My voice quavers as I relate these words to Hermione's old dictaquill. Indeed, my hands tremble so greatly that I can scarcely even hold the wand that will, I pray, grant me escape from this horror into which I have plunged our sorry planet. Yes, I - I! It is I who am responsible, along with the late H. Potter and Miss Granger, for the unmaking of all that is right and clean and noble. Truly, our punishment is too light for the unimaginable blasphemy that we have committed. Yet must I unburden my soul before I commit it to eternity.
It began, as so many of my adventures have, in an attempt to defeat the foe who represented, until so recently, the height of repugnance and wickedness for all wizardkind. Voldemort - how pedestrian, how mundane an adversary he seems now. I am moved almost to laughter when I think that he - he! a man, a being of flesh and blood! - once was spoken of in whispers. To think , there was a time when such a petty creature wore the mantle of He Who Must Not Be Named! How gratefully would I now embrace a thousand Voldemorts in preference to the truly nameless terror that moves even now through the halls of this very castle.

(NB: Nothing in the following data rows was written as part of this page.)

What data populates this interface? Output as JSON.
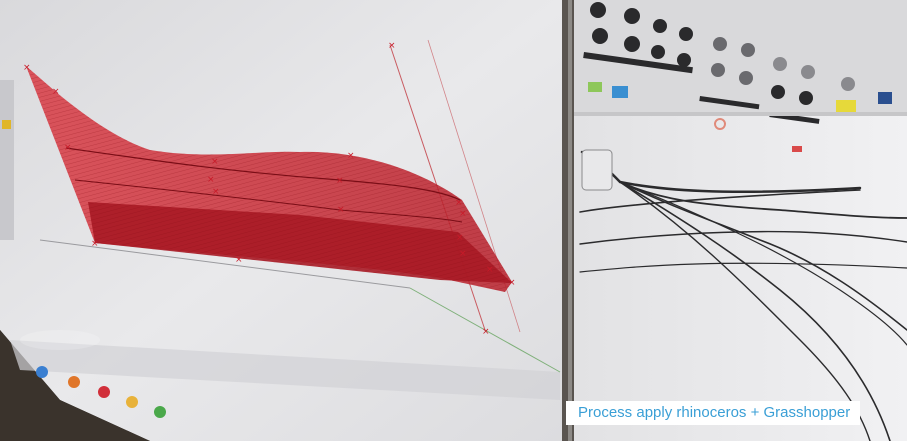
{
  "caption": {
    "text": "Process apply rhinoceros + Grasshopper"
  },
  "colors": {
    "surface_red": "#c8242e",
    "viewport_bg": "#e6e6e8",
    "caption_text": "#3a9fd6",
    "caption_bg": "#ffffff",
    "wire": "#2b2b2d"
  },
  "scene": {
    "left_screen": "rhinoceros-viewport-with-red-surface",
    "right_screen": "grasshopper-canvas-with-wires"
  }
}
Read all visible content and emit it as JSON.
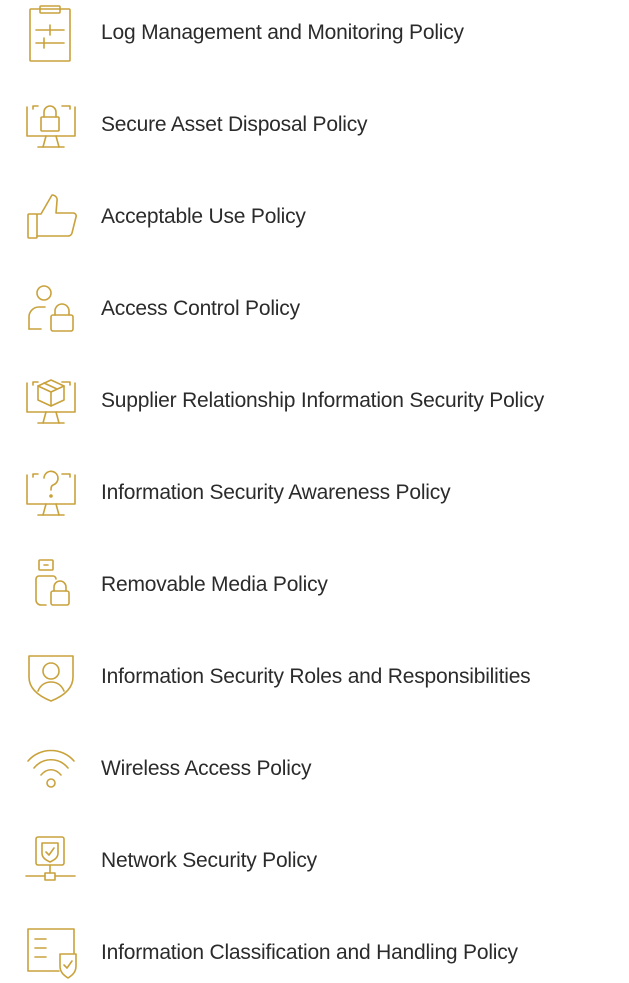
{
  "accent_color": "#C9A23C",
  "text_color": "#2b2b2b",
  "policies": [
    {
      "label": "Log Management and Monitoring Policy",
      "icon": "clipboard-sliders-icon"
    },
    {
      "label": "Secure Asset Disposal Policy",
      "icon": "monitor-lock-icon"
    },
    {
      "label": "Acceptable Use Policy",
      "icon": "thumbs-up-icon"
    },
    {
      "label": "Access Control Policy",
      "icon": "user-lock-icon"
    },
    {
      "label": "Supplier Relationship Information Security Policy",
      "icon": "monitor-box-icon"
    },
    {
      "label": "Information Security Awareness Policy",
      "icon": "monitor-question-icon"
    },
    {
      "label": "Removable Media Policy",
      "icon": "usb-lock-icon"
    },
    {
      "label": "Information Security Roles and Responsibilities",
      "icon": "shield-user-icon"
    },
    {
      "label": "Wireless Access Policy",
      "icon": "wifi-icon"
    },
    {
      "label": "Network Security Policy",
      "icon": "network-shield-icon"
    },
    {
      "label": "Information Classification and Handling Policy",
      "icon": "document-shield-icon"
    }
  ]
}
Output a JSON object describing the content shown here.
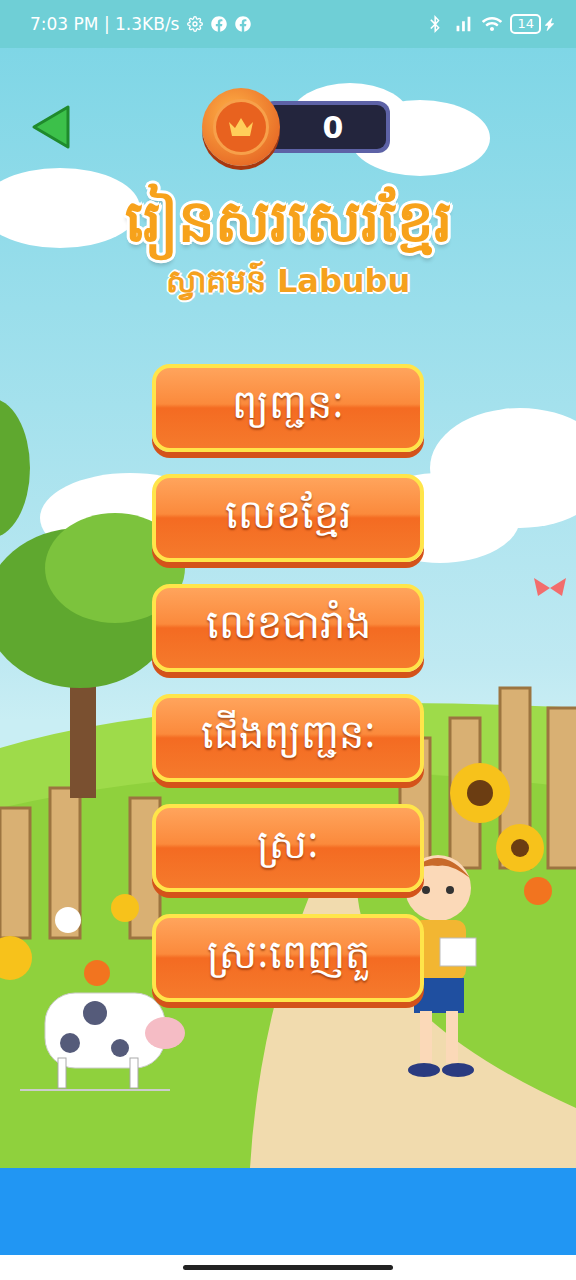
{
  "status_bar": {
    "time": "7:03 PM | 1.3KB/s",
    "battery": "14"
  },
  "score": "0",
  "title": "រៀនសរសេរខ្មែរ",
  "subtitle": "ស្វាគមន៍ Labubu",
  "menu": [
    "ព្យញ្ជនៈ",
    "លេខខ្មែរ",
    "លេខបារាំង",
    "ជើងព្យញ្ជនៈ",
    "ស្រៈ",
    "ស្រៈពេញតួ"
  ]
}
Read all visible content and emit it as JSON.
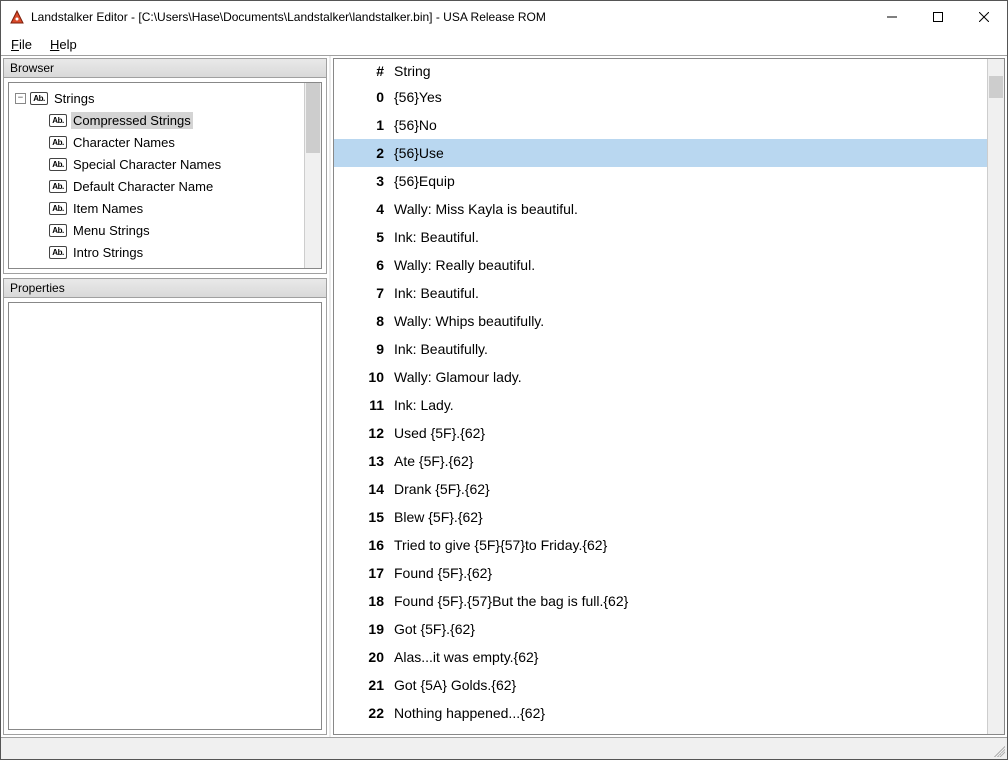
{
  "title": "Landstalker Editor - [C:\\Users\\Hase\\Documents\\Landstalker\\landstalker.bin] - USA Release ROM",
  "menu": {
    "file": "File",
    "help": "Help"
  },
  "panels": {
    "browser": "Browser",
    "properties": "Properties"
  },
  "tree": {
    "root": "Strings",
    "children": [
      "Compressed Strings",
      "Character Names",
      "Special Character Names",
      "Default Character Name",
      "Item Names",
      "Menu Strings",
      "Intro Strings"
    ],
    "selected_index": 0
  },
  "list": {
    "header_num": "#",
    "header_str": "String",
    "selected_index": 2,
    "rows": [
      {
        "n": 0,
        "s": "{56}Yes"
      },
      {
        "n": 1,
        "s": "{56}No"
      },
      {
        "n": 2,
        "s": "{56}Use"
      },
      {
        "n": 3,
        "s": "{56}Equip"
      },
      {
        "n": 4,
        "s": "Wally: Miss Kayla is beautiful."
      },
      {
        "n": 5,
        "s": "Ink: Beautiful."
      },
      {
        "n": 6,
        "s": "Wally: Really beautiful."
      },
      {
        "n": 7,
        "s": "Ink: Beautiful."
      },
      {
        "n": 8,
        "s": "Wally: Whips beautifully."
      },
      {
        "n": 9,
        "s": "Ink: Beautifully."
      },
      {
        "n": 10,
        "s": "Wally: Glamour lady."
      },
      {
        "n": 11,
        "s": "Ink: Lady."
      },
      {
        "n": 12,
        "s": "Used {5F}.{62}"
      },
      {
        "n": 13,
        "s": "Ate {5F}.{62}"
      },
      {
        "n": 14,
        "s": "Drank {5F}.{62}"
      },
      {
        "n": 15,
        "s": "Blew {5F}.{62}"
      },
      {
        "n": 16,
        "s": "Tried to give {5F}{57}to Friday.{62}"
      },
      {
        "n": 17,
        "s": "Found {5F}.{62}"
      },
      {
        "n": 18,
        "s": "Found {5F}.{57}But the bag is full.{62}"
      },
      {
        "n": 19,
        "s": "Got {5F}.{62}"
      },
      {
        "n": 20,
        "s": "Alas...it was empty.{62}"
      },
      {
        "n": 21,
        "s": "Got {5A} Golds.{62}"
      },
      {
        "n": 22,
        "s": "Nothing happened...{62}"
      }
    ]
  }
}
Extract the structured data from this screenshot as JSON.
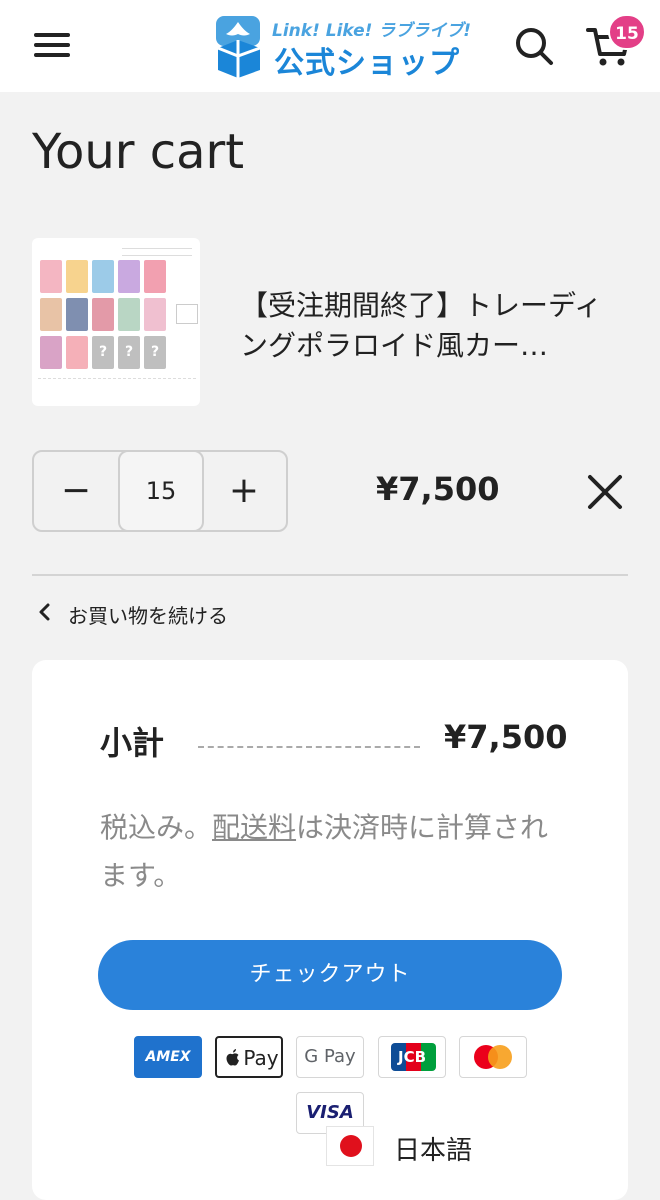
{
  "header": {
    "logo_line1": "Link! Like! ラブライブ!",
    "logo_line2": "公式ショップ",
    "cart_count": "15"
  },
  "page": {
    "title": "Your cart"
  },
  "cart_item": {
    "title": "【受注期間終了】トレーディングポラロイド風カー…",
    "quantity": "15",
    "minus_label": "−",
    "plus_label": "+",
    "line_price": "¥7,500",
    "thumb_placeholder": "?"
  },
  "continue_shopping": "お買い物を続ける",
  "summary": {
    "subtotal_label": "小計",
    "subtotal_value": "¥7,500",
    "tax_note_prefix": "税込み。",
    "tax_note_link": "配送料",
    "tax_note_suffix": "は決済時に計算されます。",
    "checkout_label": "チェックアウト"
  },
  "payment_methods": {
    "amex": "AMEX",
    "apple_pay": "Pay",
    "google_pay": "G Pay",
    "jcb": "JCB",
    "mastercard": "",
    "visa": "VISA"
  },
  "language": {
    "label": "日本語"
  },
  "colors": {
    "accent": "#2a82da",
    "badge": "#e33f87",
    "logo": "#1b86d8",
    "background": "#f2f2f2"
  }
}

In truth I know (and how that knowledge torments me!) that I have witnessed only the least of the horrors that we have unleashed upon our defenseless race. What was the name by which Hermione called it? What was it that she screamed, in that last second before she was swept away in its hideous embrace Shoggoth. That was the name she gave the thing that killed her - for truly do I pray that she is dead, and all that she was truly extinguished, even as I hope that I myself may find comfort in true annihilation. The thing ... it was terrible, indescribable, vaster than the Hogwarts Express. A shapeless congeries of protoplasmic bubbles, faintly self-luminous, and with myriads of temporary eyes forming and un-forming as pustules of greenish light all over the corridor-filling front that bore down upon us, crushing the frantic house elves in its path.
But dear god! Would that such a beast, or its innumerable dark brethren that pour down in mad, endless hordes from the window in the fabric of reality that we so foolishly opened for them, represented even the hundredth part of the menace we have visited upon the world! Would that I had died before I ever saw the shadows dancing on the moon - shadows of great tentacles, shadows from extremities of time and space that no man could hope to conceive of and retain his sanity!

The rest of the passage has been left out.